Ses sanatının kökenleri 20. yüzyılın başlarına götürülebilir. Müzik ile sanat arasındaki ilişki, soyutlamanın gelişmesinin arkasındaki itici güçtü. Gürültüler sanatı Fütüristler ile Dadacılar tarafından keyfedilmiş ve 1950’lerde Amerikalı besteci John Cage tarafından geliştirilmişti. Cage, ‘sessiz’ çalışması 433′te (1952) esinlendiği önemli bir kaynak olarak, ‘ışıklar, gölgeler ve parçacıkların havaalanı’ diye nitelediği Robert Rauschenberg’in White Paintins’ini (1951) aktarmıştı. Müzik’i sesler ve gürültüler bileşimi olarak yeniden tanımlayan Cage, l950’li ve 1960’lı yılların görsel sanatçıları, özellikle de isimleri Beat, Neo Dada, Fluxus ve performans sanatıyla (ki bunlar 1970’lerin ses ve performans sanatçıları Laurie Anderson ve Robert Wilson’ın gözünde de etkili olmuş hareketlerdi) beraber anılan sanatçılar nezdinde önemli bir figürdü.

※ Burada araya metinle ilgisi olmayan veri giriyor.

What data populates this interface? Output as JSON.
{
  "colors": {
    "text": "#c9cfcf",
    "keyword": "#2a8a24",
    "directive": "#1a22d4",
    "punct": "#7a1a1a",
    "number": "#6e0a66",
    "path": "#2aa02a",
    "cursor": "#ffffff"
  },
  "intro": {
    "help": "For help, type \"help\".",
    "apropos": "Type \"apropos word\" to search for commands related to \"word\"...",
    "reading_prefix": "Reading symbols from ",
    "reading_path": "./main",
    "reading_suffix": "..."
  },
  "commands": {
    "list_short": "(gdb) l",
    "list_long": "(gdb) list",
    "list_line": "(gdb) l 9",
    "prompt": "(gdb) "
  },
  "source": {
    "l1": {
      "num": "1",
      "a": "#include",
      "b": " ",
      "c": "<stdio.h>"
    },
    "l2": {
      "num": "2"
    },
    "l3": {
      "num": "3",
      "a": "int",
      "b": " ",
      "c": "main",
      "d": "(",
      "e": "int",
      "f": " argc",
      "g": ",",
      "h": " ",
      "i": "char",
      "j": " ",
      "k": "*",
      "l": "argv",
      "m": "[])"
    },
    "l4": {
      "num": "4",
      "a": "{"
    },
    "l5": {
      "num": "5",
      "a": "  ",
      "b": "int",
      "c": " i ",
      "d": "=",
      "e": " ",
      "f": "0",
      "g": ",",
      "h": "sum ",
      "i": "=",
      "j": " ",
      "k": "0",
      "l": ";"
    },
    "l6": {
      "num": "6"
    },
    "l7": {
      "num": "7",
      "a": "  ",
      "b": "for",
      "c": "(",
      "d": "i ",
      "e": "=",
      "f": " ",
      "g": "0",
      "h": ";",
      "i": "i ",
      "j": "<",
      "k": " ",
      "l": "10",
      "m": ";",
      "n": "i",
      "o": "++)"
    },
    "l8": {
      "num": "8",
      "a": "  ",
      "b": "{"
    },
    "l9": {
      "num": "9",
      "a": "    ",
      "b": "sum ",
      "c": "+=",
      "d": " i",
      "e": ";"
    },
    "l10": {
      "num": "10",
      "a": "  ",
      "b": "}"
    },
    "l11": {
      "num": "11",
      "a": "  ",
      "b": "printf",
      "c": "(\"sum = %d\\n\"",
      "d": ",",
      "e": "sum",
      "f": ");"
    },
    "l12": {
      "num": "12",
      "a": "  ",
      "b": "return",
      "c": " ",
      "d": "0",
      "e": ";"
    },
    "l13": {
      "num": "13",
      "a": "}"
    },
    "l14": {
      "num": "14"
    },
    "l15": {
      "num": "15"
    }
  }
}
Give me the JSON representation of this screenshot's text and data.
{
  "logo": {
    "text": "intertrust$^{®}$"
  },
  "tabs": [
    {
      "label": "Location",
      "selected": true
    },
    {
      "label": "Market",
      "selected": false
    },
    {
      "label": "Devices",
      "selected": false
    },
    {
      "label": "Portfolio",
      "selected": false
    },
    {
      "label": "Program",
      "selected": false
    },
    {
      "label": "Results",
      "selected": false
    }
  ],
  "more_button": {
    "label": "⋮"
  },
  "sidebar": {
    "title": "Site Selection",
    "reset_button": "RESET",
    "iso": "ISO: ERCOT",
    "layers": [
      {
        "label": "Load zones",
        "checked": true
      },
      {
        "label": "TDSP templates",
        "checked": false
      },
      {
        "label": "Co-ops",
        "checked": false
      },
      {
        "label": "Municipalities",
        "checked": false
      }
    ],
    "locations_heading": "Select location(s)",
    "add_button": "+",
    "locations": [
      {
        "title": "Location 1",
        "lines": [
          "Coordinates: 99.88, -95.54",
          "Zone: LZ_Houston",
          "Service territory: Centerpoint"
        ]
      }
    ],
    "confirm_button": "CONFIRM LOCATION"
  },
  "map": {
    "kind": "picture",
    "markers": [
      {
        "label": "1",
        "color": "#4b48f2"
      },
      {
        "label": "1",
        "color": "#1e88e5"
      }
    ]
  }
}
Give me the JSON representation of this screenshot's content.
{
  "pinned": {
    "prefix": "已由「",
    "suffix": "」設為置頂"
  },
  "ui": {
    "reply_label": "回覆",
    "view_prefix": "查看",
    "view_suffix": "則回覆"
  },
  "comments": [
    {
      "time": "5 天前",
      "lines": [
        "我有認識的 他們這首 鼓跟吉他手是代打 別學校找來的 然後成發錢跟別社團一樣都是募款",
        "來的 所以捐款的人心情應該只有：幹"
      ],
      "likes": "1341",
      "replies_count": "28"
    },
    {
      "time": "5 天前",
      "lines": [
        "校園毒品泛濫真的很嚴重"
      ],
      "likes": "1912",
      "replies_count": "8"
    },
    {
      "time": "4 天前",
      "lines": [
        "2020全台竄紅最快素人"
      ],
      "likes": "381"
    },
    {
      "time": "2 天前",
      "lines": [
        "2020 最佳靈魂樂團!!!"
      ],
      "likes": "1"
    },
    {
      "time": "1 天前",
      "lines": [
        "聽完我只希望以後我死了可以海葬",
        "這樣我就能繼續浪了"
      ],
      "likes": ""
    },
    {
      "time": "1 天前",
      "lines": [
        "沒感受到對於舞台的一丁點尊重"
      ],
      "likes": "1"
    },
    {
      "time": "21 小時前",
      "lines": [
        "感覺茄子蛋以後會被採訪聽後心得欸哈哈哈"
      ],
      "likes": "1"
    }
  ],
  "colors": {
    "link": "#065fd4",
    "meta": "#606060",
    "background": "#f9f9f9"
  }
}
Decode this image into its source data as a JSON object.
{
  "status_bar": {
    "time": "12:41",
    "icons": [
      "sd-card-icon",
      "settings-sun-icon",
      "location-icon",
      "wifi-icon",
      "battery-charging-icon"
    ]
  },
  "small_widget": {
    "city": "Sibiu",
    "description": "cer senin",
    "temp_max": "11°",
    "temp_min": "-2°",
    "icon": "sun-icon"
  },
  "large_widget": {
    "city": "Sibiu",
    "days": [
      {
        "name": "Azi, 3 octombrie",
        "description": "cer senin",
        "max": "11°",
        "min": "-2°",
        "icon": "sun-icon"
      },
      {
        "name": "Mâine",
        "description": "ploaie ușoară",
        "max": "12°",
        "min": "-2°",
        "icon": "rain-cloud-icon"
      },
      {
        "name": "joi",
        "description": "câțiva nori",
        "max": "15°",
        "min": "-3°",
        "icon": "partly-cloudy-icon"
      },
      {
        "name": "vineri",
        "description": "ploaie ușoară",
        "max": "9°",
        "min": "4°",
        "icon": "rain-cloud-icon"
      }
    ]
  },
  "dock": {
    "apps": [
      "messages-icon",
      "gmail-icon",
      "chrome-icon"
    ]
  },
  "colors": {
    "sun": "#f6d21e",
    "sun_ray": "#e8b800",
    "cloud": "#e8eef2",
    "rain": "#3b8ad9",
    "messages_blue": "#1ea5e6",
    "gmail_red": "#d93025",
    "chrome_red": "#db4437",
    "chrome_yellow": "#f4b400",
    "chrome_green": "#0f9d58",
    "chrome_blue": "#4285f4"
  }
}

Rauschenberg’in kariyerinde şu önemli eserler yer alıyordu Tualin arkasındaki üç radyo ve yüzeyde iki ayar düğmesiyle bır kombine resim olan Broadcast (1959); İsveçli mühendis Billy Klüver’le (1927 – ) işbirliğiyle yapılmış bir heykelvari ses ortamı olan Oracle (1962— 1965); yıkılmış sandalyeler imajı vermek için izleyicilerin sesleriyle etkinleşen gizli ışıklarıyla devasa bir pleksiglas ekran olan Soundings (1968). Soundings, sanatçıların yeni teknolojilerle deneyler yaprnasını kolaylaştıran bir kurum olan E.A.T.’nin mühendis üyeleriyle birlikte yapılmıştı.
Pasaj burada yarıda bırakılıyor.